Our coalition Government has maintained that it doesn’t need to become involved with charging infrastructure for Electric cars in the UK. The Transport Select Committee however have said that the UK’s electric cars need a far better infrastructure. The Government had been suggested by the committee to improve perception and uptake of the UK’s electric vehicles. However the Government have rejected the suggestion and maintained that it is not actually necessary to create targets for electric vehicle sales, also saying that it is not the Governments job to make charging points standard, neither payment schemes nor connections.
At the moment there are a number of charging schemes and connectors that are set up around the UK and Europe and users of these Government Plug in places charging schemes have to register before they can use them in their own area. Though not all eight of the plug in places schemes that run across the country are compatible.
The Government don’t think it necessary to get involved
The Select Committee also recommended that the Government should explain how it is going to standardise infrastructure that will be used for plug in vehicles, including physical connections and also financial aspects so that it is easier for drivers. The Government responded by agreeing that whilst there are definitely benefits to having a single recharging plug solution, it is actually down to the market and industry who decide what infrastructure and charging hardware there will be.
The committee had also recommended that the Government produce targets for the numbers of plug ins they expect to see on our roads by the time the next spending review comes around. They said that this would definitely enable them to assess how successful it’s low carbon vehicle strategy had been.
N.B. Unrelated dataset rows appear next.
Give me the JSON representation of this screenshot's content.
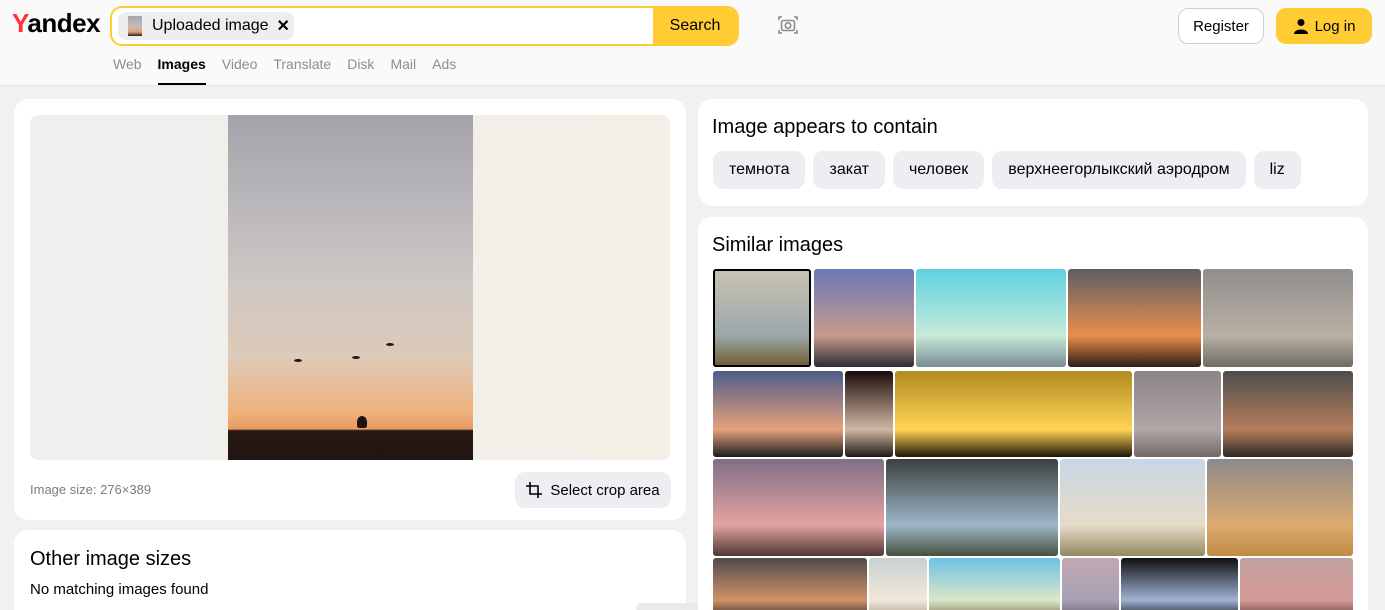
{
  "header": {
    "logo_first": "Y",
    "logo_rest": "andex",
    "search": {
      "uploaded_chip_label": "Uploaded image",
      "close_symbol": "✕",
      "button_label": "Search"
    },
    "camera_icon": "camera-icon",
    "register_label": "Register",
    "login_label": "Log in",
    "tabs": [
      "Web",
      "Images",
      "Video",
      "Translate",
      "Disk",
      "Mail",
      "Ads"
    ],
    "active_tab": "Images"
  },
  "preview": {
    "image_size_text": "Image size: 276×389",
    "crop_button_label": "Select crop area"
  },
  "other_sizes": {
    "title": "Other image sizes",
    "message": "No matching images found"
  },
  "contains": {
    "title": "Image appears to contain",
    "tags": [
      "темнота",
      "закат",
      "человек",
      "верхнеегорлыкский аэродром",
      "liz"
    ]
  },
  "similar": {
    "title": "Similar images",
    "thumb_palettes": [
      [
        "#c9c3b4",
        "#9aa7a8",
        "#6e5a2e"
      ],
      [
        "#6a78b6",
        "#c79a8d",
        "#2c2a33"
      ],
      [
        "#5ed1e2",
        "#c7ead9",
        "#7b8b93"
      ],
      [
        "#5f5c68",
        "#e98f4a",
        "#2c1d18"
      ],
      [
        "#8f8e8e",
        "#b9b0a3",
        "#6e6b62"
      ],
      [
        "#4e5b8a",
        "#e7a27d",
        "#1d1c1e"
      ],
      [
        "#1a0c0d",
        "#d0b7a2",
        "#1f1a13"
      ],
      [
        "#b28b22",
        "#ffd455",
        "#1d1508"
      ],
      [
        "#8c8487",
        "#b0a7a6",
        "#716767"
      ],
      [
        "#4d4d4d",
        "#b67d5c",
        "#2d2b28"
      ],
      [
        "#7f6f87",
        "#e4a3a3",
        "#4f3632"
      ],
      [
        "#3b3f3e",
        "#9db8c9",
        "#46503f"
      ],
      [
        "#c8d6e5",
        "#e6dcc8",
        "#93895e"
      ],
      [
        "#8d8a8b",
        "#dcaa71",
        "#c08b43"
      ],
      [
        "#4f4c4c",
        "#d09267",
        "#2f2a27"
      ],
      [
        "#c8d0d2",
        "#f2e8da",
        "#aa9c86"
      ],
      [
        "#6ec1e5",
        "#dbe7c8",
        "#7b7050"
      ],
      [
        "#c0a8b0",
        "#a8a0b2",
        "#6a626e"
      ],
      [
        "#101010",
        "#9fb3d4",
        "#0d0d0d"
      ],
      [
        "#c1a09e",
        "#d49a97",
        "#5a3b36"
      ]
    ]
  }
}
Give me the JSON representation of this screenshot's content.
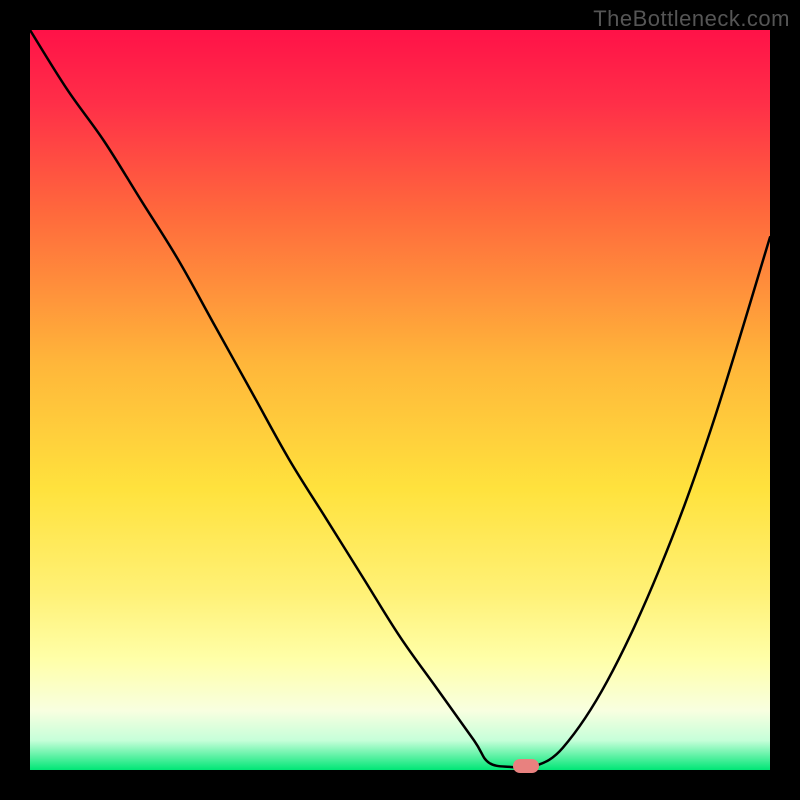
{
  "watermark": "TheBottleneck.com",
  "colors": {
    "gradient_top": "#ff1744",
    "gradient_mid1": "#ff6a3c",
    "gradient_mid2": "#ffd93d",
    "gradient_mid3": "#fff176",
    "gradient_mid4": "#ffffa8",
    "gradient_low": "#f8ffe0",
    "gradient_bottom": "#00e676",
    "curve": "#000000",
    "marker": "#e8817f",
    "background": "#000000"
  },
  "chart_data": {
    "type": "line",
    "title": "",
    "xlabel": "",
    "ylabel": "",
    "xlim": [
      0,
      100
    ],
    "ylim": [
      0,
      100
    ],
    "marker_x": 67,
    "marker_y": 0,
    "series": [
      {
        "name": "bottleneck-curve",
        "x": [
          0,
          5,
          10,
          15,
          20,
          25,
          30,
          35,
          40,
          45,
          50,
          55,
          60,
          62,
          65,
          67,
          68,
          72,
          78,
          85,
          92,
          100
        ],
        "values": [
          100,
          92,
          85,
          77,
          69,
          60,
          51,
          42,
          34,
          26,
          18,
          11,
          4,
          1,
          0.4,
          0.3,
          0.4,
          3,
          12,
          27,
          46,
          72
        ]
      }
    ],
    "grid": false,
    "legend": false
  }
}
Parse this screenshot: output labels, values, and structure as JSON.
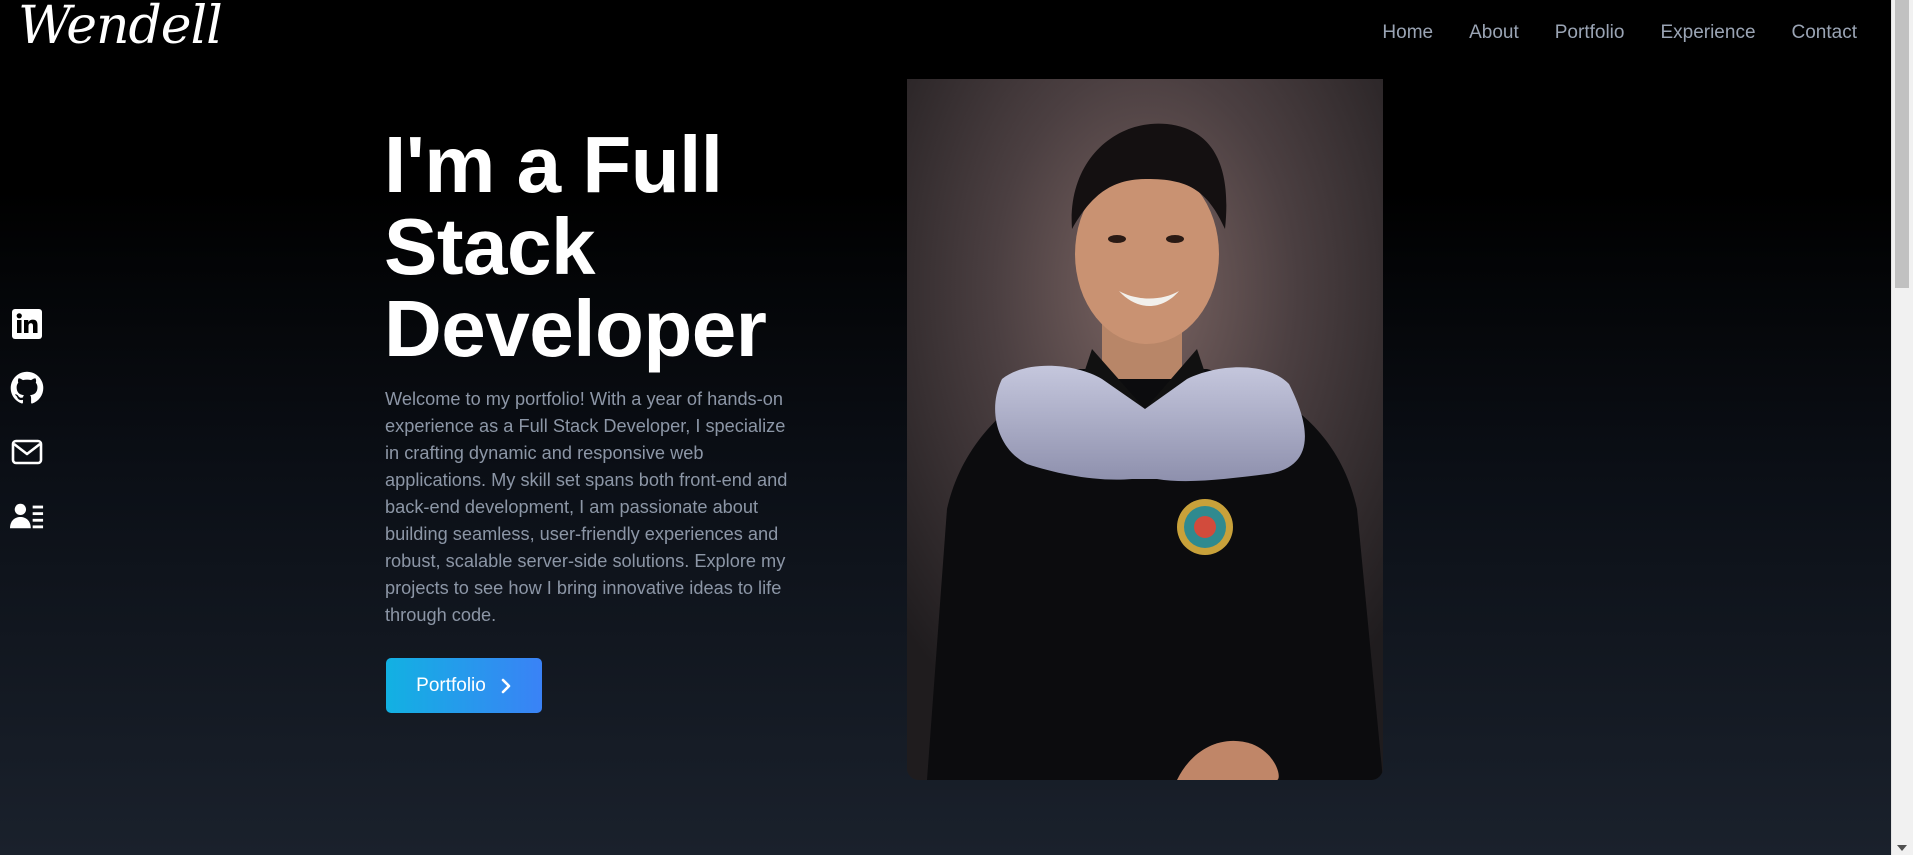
{
  "brand": {
    "name": "Wendell"
  },
  "nav": {
    "items": [
      "Home",
      "About",
      "Portfolio",
      "Experience",
      "Contact"
    ]
  },
  "socials": [
    {
      "icon": "linkedin-icon"
    },
    {
      "icon": "github-icon"
    },
    {
      "icon": "mail-icon"
    },
    {
      "icon": "resume-icon"
    }
  ],
  "hero": {
    "title": "I'm a Full Stack Developer",
    "description": "Welcome to my portfolio! With a year of hands-on experience as a Full Stack Developer, I specialize in crafting dynamic and responsive web applications. My skill set spans both front-end and back-end development, I am passionate about building seamless, user-friendly experiences and robust, scalable server-side solutions. Explore my projects to see how I bring innovative ideas to life through code.",
    "cta_label": "Portfolio"
  },
  "colors": {
    "accent_start": "#12b1e2",
    "accent_end": "#3a82f6",
    "nav_text": "#9aa4b4",
    "body_text": "#8c96a6"
  }
}
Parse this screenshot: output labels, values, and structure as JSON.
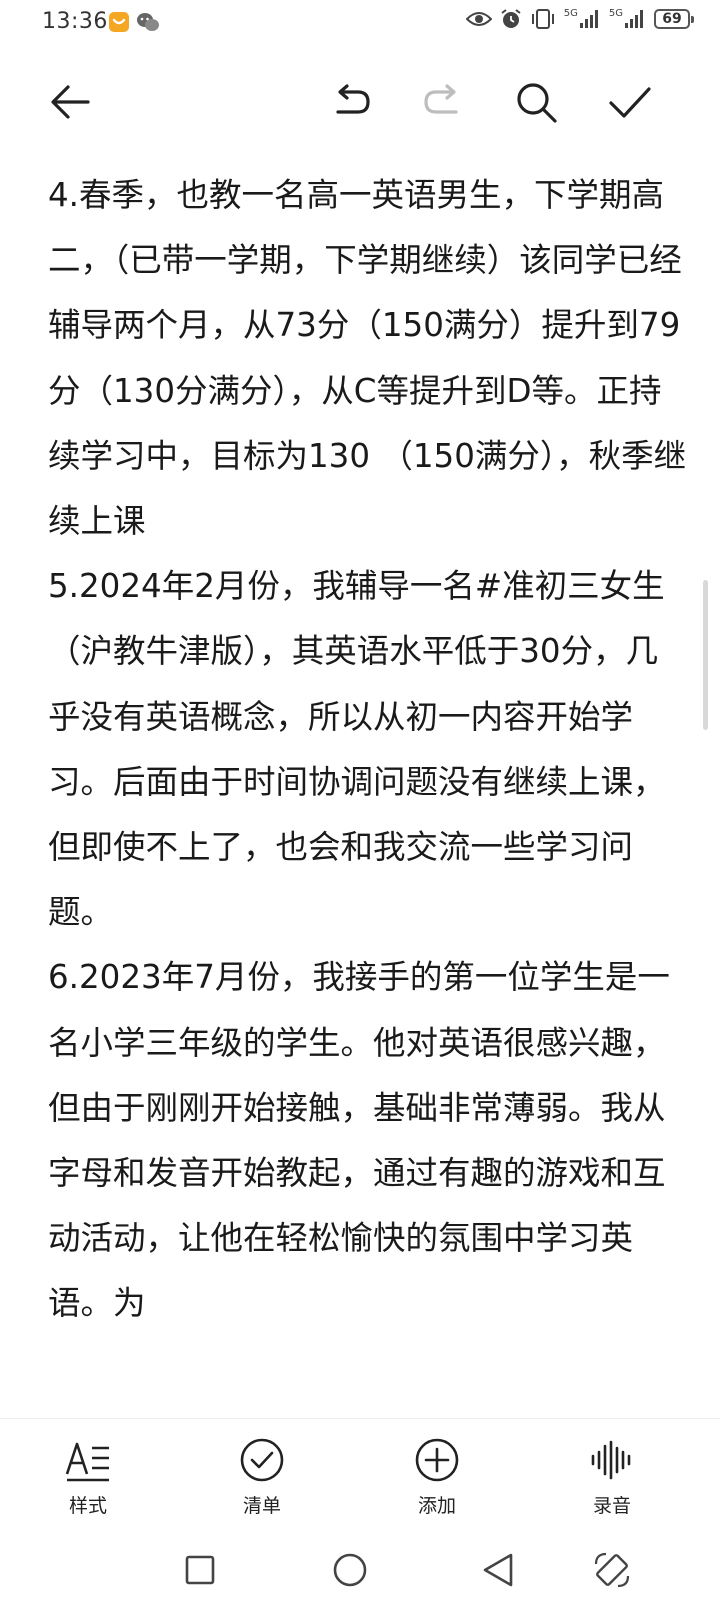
{
  "status_bar": {
    "time": "13:36",
    "network_1": "5G",
    "network_2": "5G",
    "battery": "69"
  },
  "toolbar": {
    "back": "back-arrow-icon",
    "undo": "undo-icon",
    "redo": "redo-icon",
    "search": "search-icon",
    "confirm": "checkmark-icon"
  },
  "note": {
    "paragraphs": [
      "4.春季，也教一名高一英语男生，下学期高二，（已带一学期，下学期继续）该同学已经辅导两个月，从73分（150满分）提升到79分（130分满分），从C等提升到D等。正持续学习中，目标为130 （150满分），秋季继续上课",
      "5.2024年2月份，我辅导一名#准初三女生（沪教牛津版），其英语水平低于30分，几乎没有英语概念，所以从初一内容开始学习。后面由于时间协调问题没有继续上课，但即使不上了，也会和我交流一些学习问题。",
      "6.2023年7月份，我接手的第一位学生是一名小学三年级的学生。他对英语很感兴趣，但由于刚刚开始接触，基础非常薄弱。我从字母和发音开始教起，通过有趣的游戏和互动活动，让他在轻松愉快的氛围中学习英语。为"
    ]
  },
  "bottom_bar": {
    "style_label": "样式",
    "checklist_label": "清单",
    "add_label": "添加",
    "record_label": "录音"
  },
  "colors": {
    "text": "#1a1a1a",
    "icon": "#222222",
    "disabled_icon": "#bdbdbd",
    "app_badge": "#f5a623"
  }
}
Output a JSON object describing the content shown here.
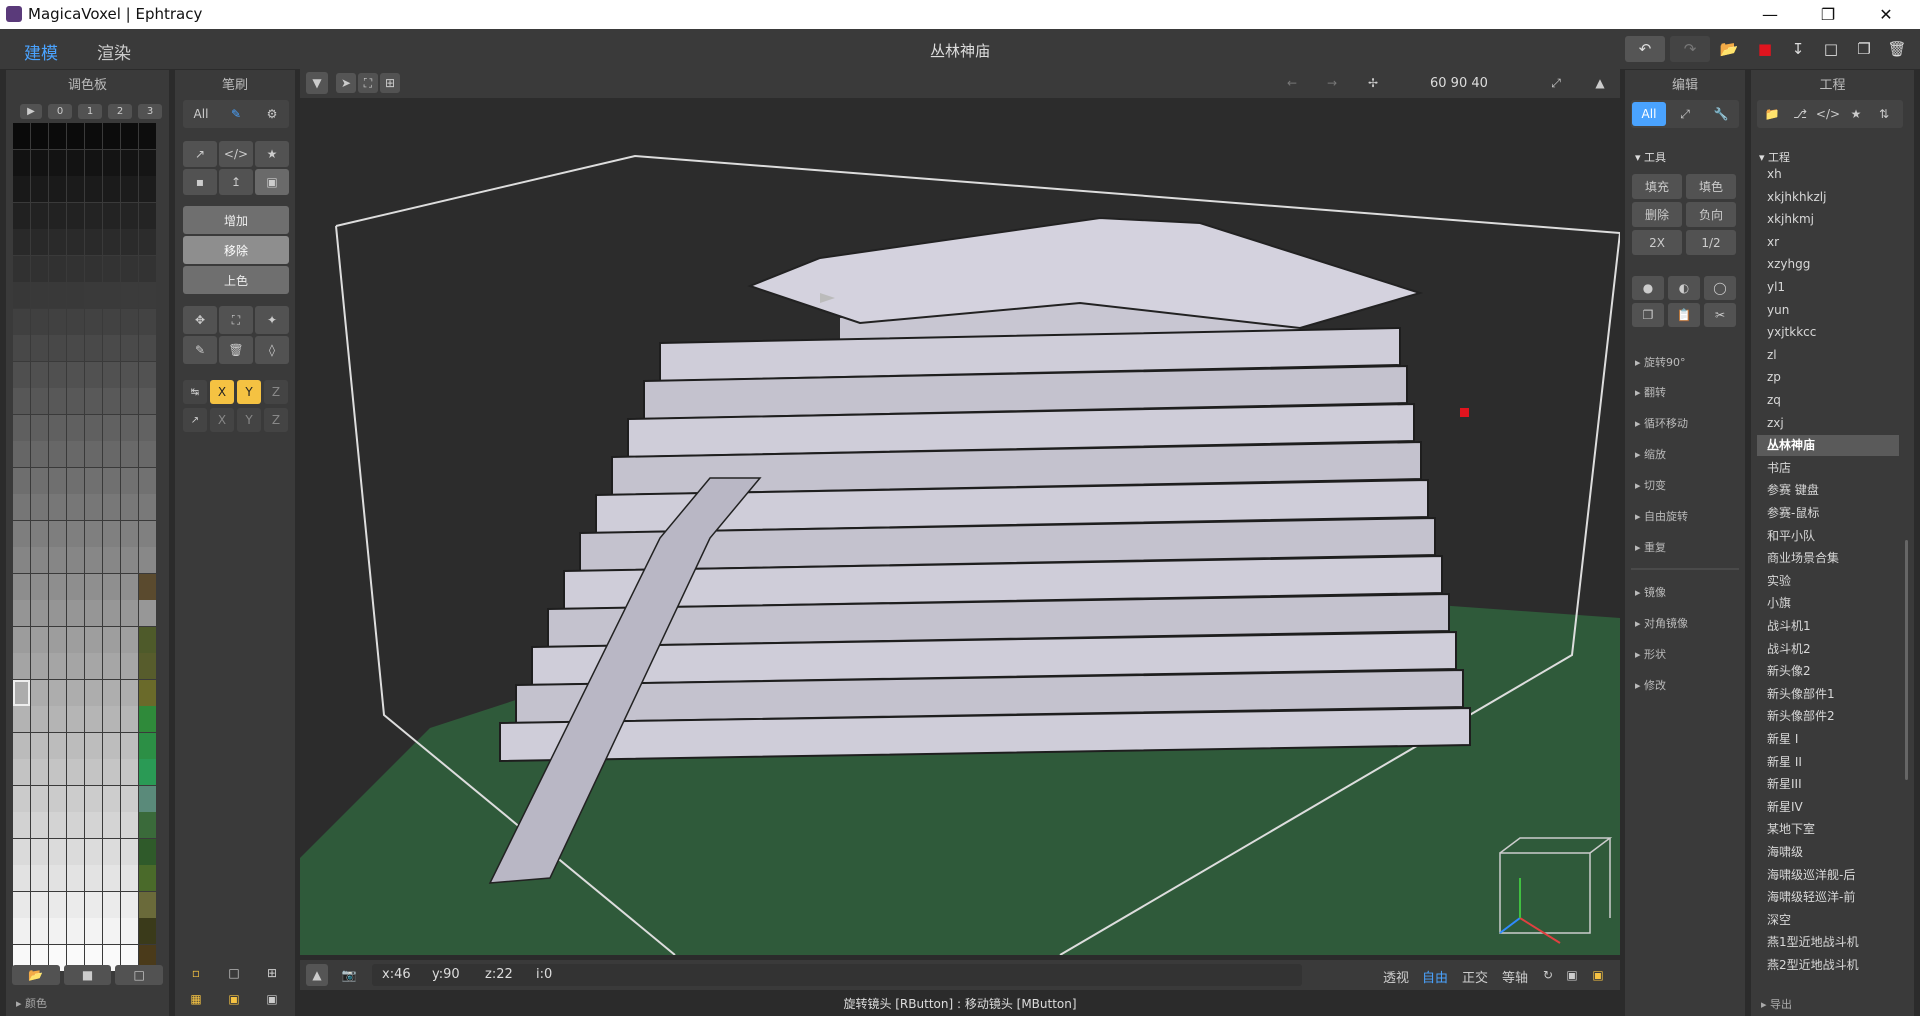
{
  "window": {
    "title": "MagicaVoxel | Ephtracy"
  },
  "modes": {
    "model": "建模",
    "render": "渲染"
  },
  "project_title": "丛林神庙",
  "palette": {
    "title": "调色板",
    "tabs": [
      "▶",
      "0",
      "1",
      "2",
      "3"
    ],
    "footer": "颜色"
  },
  "brush": {
    "title": "笔刷",
    "all": "All",
    "attach": "增加",
    "erase": "移除",
    "paint": "上色",
    "axes": [
      "X",
      "Y",
      "Z"
    ]
  },
  "viewport": {
    "dims": "60  90  40",
    "coords": {
      "x": "x:46",
      "y": "y:90",
      "z": "z:22",
      "i": "i:0"
    },
    "views": [
      "透视",
      "自由",
      "正交",
      "等轴"
    ],
    "hint": "旋转镜头 [RButton] : 移动镜头 [MButton]"
  },
  "edit": {
    "title": "编辑",
    "all": "All",
    "tools_header": "▾ 工具",
    "buttons": [
      "填充",
      "填色",
      "删除",
      "负向",
      "2X",
      "1/2"
    ],
    "sections": [
      "旋转90°",
      "翻转",
      "循环移动",
      "缩放",
      "切变",
      "自由旋转",
      "重复",
      "镜像",
      "对角镜像",
      "形状",
      "修改"
    ]
  },
  "project": {
    "title": "工程",
    "header": "▾ 工程",
    "footer": "导出",
    "items": [
      "xh",
      "xkjhkhkzlj",
      "xkjhkmj",
      "xr",
      "xzyhgg",
      "yl1",
      "yun",
      "yxjtkkcc",
      "zl",
      "zp",
      "zq",
      "zxj",
      "丛林神庙",
      "书店",
      "参赛 键盘",
      "参赛-鼠标",
      "和平小队",
      "商业场景合集",
      "实验",
      "小旗",
      "战斗机1",
      "战斗机2",
      "新头像2",
      "新头像部件1",
      "新头像部件2",
      "新星 I",
      "新星 II",
      "新星III",
      "新星IV",
      "某地下室",
      "海啸级",
      "海啸级巡洋舰-后",
      "海啸级轻巡洋-前",
      "深空",
      "燕1型近地战斗机",
      "燕2型近地战斗机"
    ],
    "selected": "丛林神庙"
  },
  "colors": {
    "accent": "#4aa3ff",
    "panel": "#3a3a3a",
    "axis_active": "#f5c242",
    "selection_red": "#e0141e",
    "ground": "#2f5a3a"
  }
}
Though like the rest of the suggestions made by the committee the Government disagreed over what it called the market penetration, saying this makes barriers for target setting with regards to electric vehicles.
Clarification was also asked for of the Government by the Committee over their decision to increase company car tax rates for vehicles with low emissions from around 2015. Which is a move that caused huge disappointment amongst the Motor Manufacturers and Traders, Toyota and Vauxhall’s.
The Committee expressed that they thought this would create a great instability within the market, although the response from the Government was that tax issues were a treasury matter and that there were continued discussions within the Government.